The Pakistan airspace closure costs Air India roughly:

~$600 million per year and several hours per long-haul flight,
making it one of the single largest structural operating disadvantages in its international network.
It’s not existential for the airline—but it materially reduces profitability and forces a less efficient network design for all westbound long-haul operations from India.

So, from my perspective, as someone who has worked in network planning, between the heaping doses of copium along with liberal sprinklings of deludium (not to ignore manhood measuring), the denial of the impact to India is astounding. I don't know how you do it.
 
When your electronic warfare could not save your airbases from Brahmos attacks, what do you think will happen to your surface fleet, which have hardly any airdefence.

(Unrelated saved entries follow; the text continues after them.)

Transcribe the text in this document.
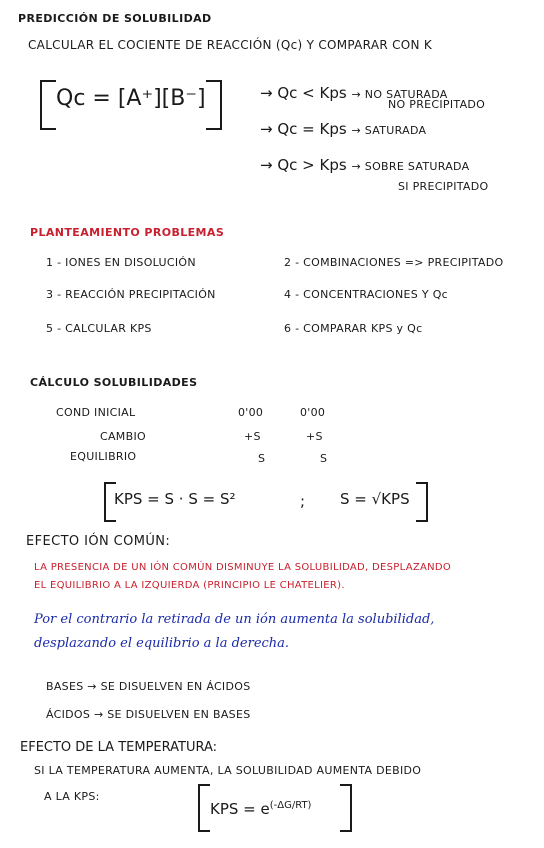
PREDICCIÓN DE SOLUBILIDAD
CALCULAR EL COCIENTE DE REACCIÓN (Qc) Y COMPARAR CON K
Qc = [A⁺][B⁻]	→ Qc < Kps → NO SATURADA
NO PRECIPITADO
→ Qc = Kps → SATURADA
→ Qc > Kps → SOBRE SATURADA
SI PRECIPITADO
PLANTEAMIENTO PROBLEMAS
1 - IONES EN DISOLUCIÓN	2 - COMBINACIONES => PRECIPITADO
3 - REACCIÓN PRECIPITACIÓN	4 - CONCENTRACIONES Y Qc
5 - CALCULAR KPS	6 - COMPARAR KPS y Qc
CÁLCULO SOLUBILIDADES
COND INICIAL	0'00	0'00
CAMBIO	+S	+S
EQUILIBRIO	S	S
KPS = S · S = S²	; S = √KPS
EFECTO IÓN COMÚN:
LA PRESENCIA DE UN IÓN COMÚN DISMINUYE LA SOLUBILIDAD, DESPLAZANDO
EL EQUILIBRIO A LA IZQUIERDA (PRINCIPIO LE CHATELIER).
Por el contrario la retirada de un ión aumenta la solubilidad,
desplazando el equilibrio a la derecha.
BASES → SE DISUELVEN EN ÁCIDOS
ÁCIDOS → SE DISUELVEN EN BASES
EFECTO DE LA TEMPERATURA:
SI LA TEMPERATURA AUMENTA, LA SOLUBILIDAD AUMENTA DEBIDO
A LA KPS:
KPS = $e^{(-\Delta G/RT)}$
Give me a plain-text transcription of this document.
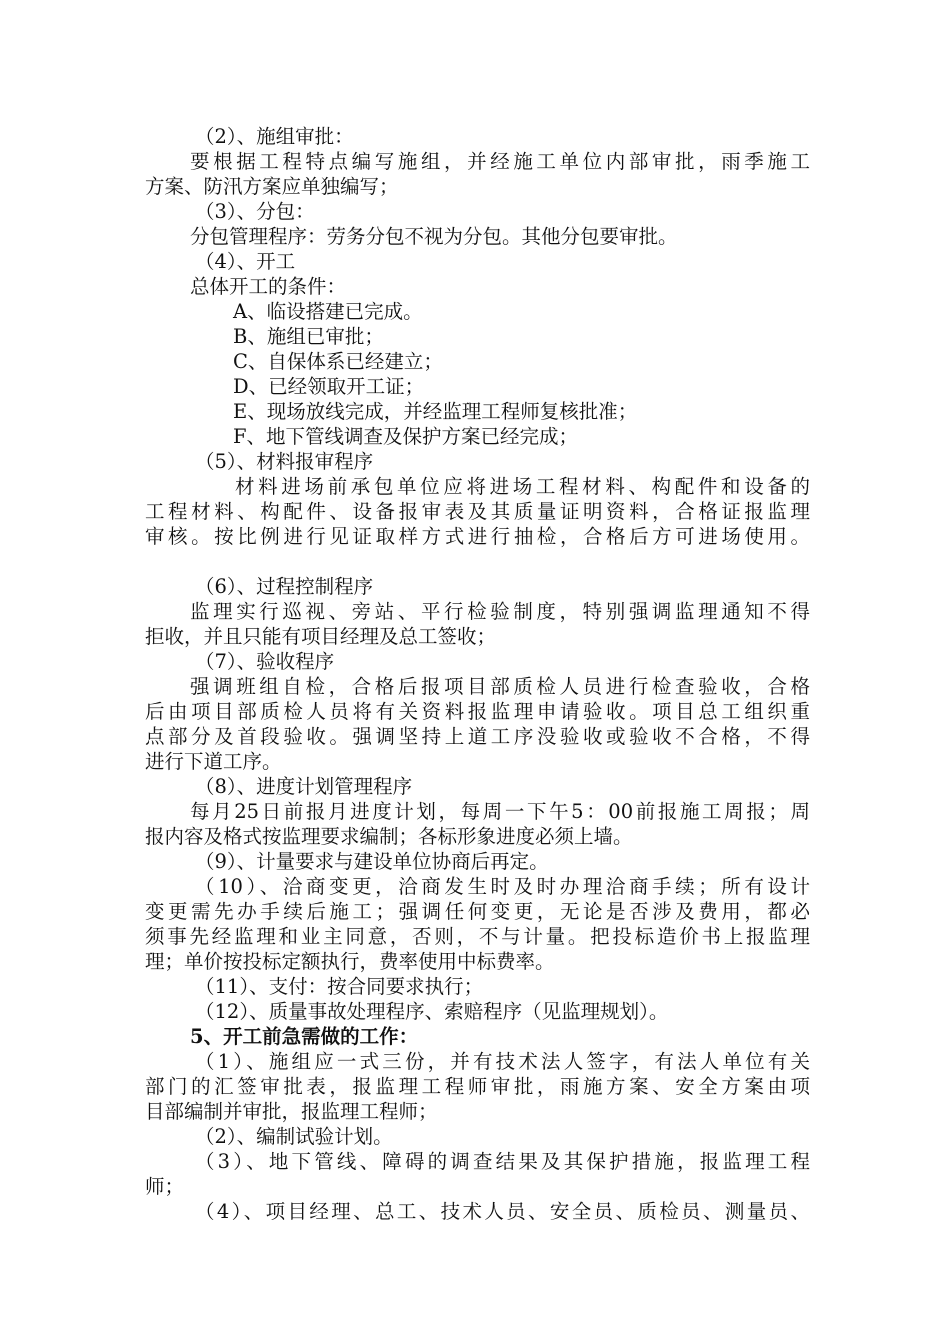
（2）、施组审批：
要根据工程特点编写施组，并经施工单位内部审批，雨季施工
方案、防汛方案应单独编写；
（3）、分包：
分包管理程序：劳务分包不视为分包。其他分包要审批。
（4）、开工
总体开工的条件：
A、临设搭建已完成。
B、施组已审批；
C、自保体系已经建立；
D、已经领取开工证；
E、现场放线完成，并经监理工程师复核批准；
F、地下管线调查及保护方案已经完成；
（5）、材料报审程序
材料进场前承包单位应将进场工程材料、构配件和设备的
工程材料、构配件、设备报审表及其质量证明资料，合格证报监理
审核。按比例进行见证取样方式进行抽检，合格后方可进场使用。
（6）、过程控制程序
监理实行巡视、旁站、平行检验制度，特别强调监理通知不得
拒收，并且只能有项目经理及总工签收；
（7）、验收程序
强调班组自检，合格后报项目部质检人员进行检查验收，合格
后由项目部质检人员将有关资料报监理申请验收。项目总工组织重
点部分及首段验收。强调坚持上道工序没验收或验收不合格，不得
进行下道工序。
（8）、进度计划管理程序
每月25日前报月进度计划，每周一下午5：00前报施工周报；周
报内容及格式按监理要求编制；各标形象进度必须上墙。
（9）、计量要求与建设单位协商后再定。
（10）、洽商变更，洽商发生时及时办理洽商手续；所有设计
变更需先办手续后施工；强调任何变更，无论是否涉及费用，都必
须事先经监理和业主同意，否则，不与计量。把投标造价书上报监理
理；单价按投标定额执行，费率使用中标费率。
（11）、支付：按合同要求执行；
（12）、质量事故处理程序、索赔程序（见监理规划）。
5、开工前急需做的工作：
（1）、施组应一式三份，并有技术法人签字，有法人单位有关
部门的汇签审批表，报监理工程师审批，雨施方案、安全方案由项
目部编制并审批，报监理工程师；
（2）、编制试验计划。
（3）、地下管线、障碍的调查结果及其保护措施，报监理工程
师；
（4）、项目经理、总工、技术人员、安全员、质检员、测量员、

Come on man, India was humiliated

Your just making yourself look like a idiot
 
Airspace ban was only hurting Air India because beyond Pakistan, Iranian and middle East airspace was also shut due to the war.

That has changed now.
Beta, make all your arguments..., but please do not attempt to make a case of Commercial Aviation in front of me.

All your Airlines are struggling including indigo & Spice Jet.

But, let's see how that last statement of yours works out for you in the coming weeks/months.

The Iran conflict started, what at the end of Feb...

So, you guys were getting your Oil constantly prior to that. Right?

So why were ya'll struggling back then?

Challo beta, let's see how you manage the situation now.

I'm not interested (like the others) to hold off your Oil. Take all the Oil Tankers you need. Your Commercial Aviation is gonna take a hit either way & eventually we'll see you b!tches running around to every Forum complaining about us & not playing fair.

Don't matter. Hum phir bhee nahe kholayengay.

Didn't think that through..., did you.